Arthur Smith

Personal information
- Full name: Arthur Smith
- Born: 17 March 1872 Barlestone, Leicestershire, England
- Died: 3 October 1952 (aged 80) Melton Mowbray, Leicestershire, England
- Batting: Right-handed
- Bowling: Right-arm fast

Domestic team information
- 1890: Leicestershire

Career statistics
| Competition | First-class |
| Matches | 4 |
| Runs scored | 16 |
| Batting average | 2.66 |
| 100s/50s | –/– |
| Top score | 9 |
| Balls bowled | 313 |
| Wickets | 5 |
| Bowling average | 27.00 |
| 5 wickets in innings | – |
| 10 wickets in match | – |
| Best bowling | 3/40 |
| Catches/stumpings | –/– |
- Source: Cricinfo, 28 February 2012

= Arthur Smith (cricketer, born 1872) =

English cricketer

Arthur Smith (17 March 1872 - 3 October 1952) was an English cricketer. Smith was a right-handed batsman who bowled right-arm fast. He was born at Barlestone, Leicestershire.
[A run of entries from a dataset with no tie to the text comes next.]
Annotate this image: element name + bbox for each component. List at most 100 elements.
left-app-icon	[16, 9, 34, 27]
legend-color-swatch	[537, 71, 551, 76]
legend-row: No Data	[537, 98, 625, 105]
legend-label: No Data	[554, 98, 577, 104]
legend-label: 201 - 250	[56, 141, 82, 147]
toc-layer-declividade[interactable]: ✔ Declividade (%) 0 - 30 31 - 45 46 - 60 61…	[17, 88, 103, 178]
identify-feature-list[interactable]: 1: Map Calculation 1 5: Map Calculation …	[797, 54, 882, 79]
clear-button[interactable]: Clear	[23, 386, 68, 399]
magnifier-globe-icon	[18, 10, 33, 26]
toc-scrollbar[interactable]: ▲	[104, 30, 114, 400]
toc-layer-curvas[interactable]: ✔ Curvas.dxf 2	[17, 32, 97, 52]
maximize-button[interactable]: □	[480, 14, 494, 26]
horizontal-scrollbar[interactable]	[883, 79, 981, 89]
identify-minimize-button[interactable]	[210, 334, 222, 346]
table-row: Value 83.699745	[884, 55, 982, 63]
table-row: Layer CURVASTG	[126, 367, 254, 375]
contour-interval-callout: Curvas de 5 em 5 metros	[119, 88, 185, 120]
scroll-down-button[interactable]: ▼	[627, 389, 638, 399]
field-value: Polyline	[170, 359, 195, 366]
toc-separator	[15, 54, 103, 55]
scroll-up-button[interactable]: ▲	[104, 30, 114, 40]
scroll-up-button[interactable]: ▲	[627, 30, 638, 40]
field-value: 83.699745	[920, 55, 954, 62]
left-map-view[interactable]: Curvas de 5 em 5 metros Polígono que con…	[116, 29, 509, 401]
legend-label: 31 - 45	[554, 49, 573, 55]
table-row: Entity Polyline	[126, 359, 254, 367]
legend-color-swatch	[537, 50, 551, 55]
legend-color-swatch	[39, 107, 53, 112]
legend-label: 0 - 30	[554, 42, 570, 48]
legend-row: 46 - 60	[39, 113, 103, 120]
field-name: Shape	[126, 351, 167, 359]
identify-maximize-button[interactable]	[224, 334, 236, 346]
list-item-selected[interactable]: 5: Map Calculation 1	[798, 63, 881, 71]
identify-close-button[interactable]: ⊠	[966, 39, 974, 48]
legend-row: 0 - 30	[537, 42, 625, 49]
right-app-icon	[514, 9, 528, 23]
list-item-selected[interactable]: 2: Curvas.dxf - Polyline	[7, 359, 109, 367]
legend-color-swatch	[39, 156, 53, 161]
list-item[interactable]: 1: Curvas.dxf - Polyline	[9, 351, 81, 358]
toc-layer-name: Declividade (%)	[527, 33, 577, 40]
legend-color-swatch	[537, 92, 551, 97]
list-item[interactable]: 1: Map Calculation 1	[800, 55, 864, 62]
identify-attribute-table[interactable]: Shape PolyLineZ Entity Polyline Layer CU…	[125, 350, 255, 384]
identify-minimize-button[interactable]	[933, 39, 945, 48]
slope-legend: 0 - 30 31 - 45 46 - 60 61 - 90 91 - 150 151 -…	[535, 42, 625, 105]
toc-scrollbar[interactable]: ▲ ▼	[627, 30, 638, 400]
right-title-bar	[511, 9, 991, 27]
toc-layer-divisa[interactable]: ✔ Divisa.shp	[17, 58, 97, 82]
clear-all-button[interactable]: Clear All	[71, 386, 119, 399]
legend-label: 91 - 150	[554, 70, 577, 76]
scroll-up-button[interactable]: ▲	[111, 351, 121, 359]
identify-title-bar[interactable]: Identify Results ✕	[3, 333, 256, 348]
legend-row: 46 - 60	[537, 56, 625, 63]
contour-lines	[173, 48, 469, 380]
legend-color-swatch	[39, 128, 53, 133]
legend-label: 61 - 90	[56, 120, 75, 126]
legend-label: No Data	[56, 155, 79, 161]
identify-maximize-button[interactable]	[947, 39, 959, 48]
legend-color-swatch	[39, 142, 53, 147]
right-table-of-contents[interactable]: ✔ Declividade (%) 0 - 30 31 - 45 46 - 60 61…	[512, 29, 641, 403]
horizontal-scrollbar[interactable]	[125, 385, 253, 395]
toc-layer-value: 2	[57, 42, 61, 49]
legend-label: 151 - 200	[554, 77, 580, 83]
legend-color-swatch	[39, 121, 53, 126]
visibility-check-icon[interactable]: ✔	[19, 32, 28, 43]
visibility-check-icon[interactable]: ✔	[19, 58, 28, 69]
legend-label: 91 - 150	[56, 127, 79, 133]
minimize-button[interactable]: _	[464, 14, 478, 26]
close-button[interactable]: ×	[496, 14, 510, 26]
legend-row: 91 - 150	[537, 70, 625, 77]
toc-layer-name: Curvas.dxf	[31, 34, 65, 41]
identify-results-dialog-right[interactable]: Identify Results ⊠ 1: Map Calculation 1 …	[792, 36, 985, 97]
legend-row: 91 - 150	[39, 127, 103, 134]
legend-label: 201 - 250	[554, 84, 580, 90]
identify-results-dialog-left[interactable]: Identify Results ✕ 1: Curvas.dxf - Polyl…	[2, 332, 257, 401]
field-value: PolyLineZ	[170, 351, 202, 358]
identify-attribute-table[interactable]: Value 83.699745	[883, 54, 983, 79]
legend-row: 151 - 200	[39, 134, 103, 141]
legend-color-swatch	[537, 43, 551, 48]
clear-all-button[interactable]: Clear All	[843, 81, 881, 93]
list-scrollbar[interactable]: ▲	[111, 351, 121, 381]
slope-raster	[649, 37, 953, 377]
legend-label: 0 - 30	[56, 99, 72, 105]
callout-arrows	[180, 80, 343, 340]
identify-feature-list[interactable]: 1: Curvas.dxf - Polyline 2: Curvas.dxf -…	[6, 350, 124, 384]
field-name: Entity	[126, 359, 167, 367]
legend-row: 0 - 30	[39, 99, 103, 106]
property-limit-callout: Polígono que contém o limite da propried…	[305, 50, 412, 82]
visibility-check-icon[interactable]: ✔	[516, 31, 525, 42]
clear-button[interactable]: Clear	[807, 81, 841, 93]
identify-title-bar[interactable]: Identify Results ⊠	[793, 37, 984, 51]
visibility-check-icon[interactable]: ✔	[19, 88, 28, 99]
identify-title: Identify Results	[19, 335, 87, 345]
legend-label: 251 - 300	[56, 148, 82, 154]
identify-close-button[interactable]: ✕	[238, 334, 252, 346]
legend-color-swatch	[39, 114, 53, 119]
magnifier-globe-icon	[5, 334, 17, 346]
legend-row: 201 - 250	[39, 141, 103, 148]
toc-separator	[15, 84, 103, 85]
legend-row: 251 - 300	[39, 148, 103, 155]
Smith made his first-class debut for Leicestershire against Yorkshire at Headingley in the 1897 County Championship. He made two further first-class appearances in that season against Lancashire and the Marylebone Cricket Club, while his fourth and final first-class appearance came in the 1901 County Championship against Derbyshire. Smith's main role was as a bowler, in his four first-class matches he took 5 wickets at an expensive average of 27.00, with best figures of 3/40. With the bat, he scored 16 runs at a batting average of 2.66, with a high score of 9.

He died at Melton Mowbray, Leicestershire, on 3 October 1952.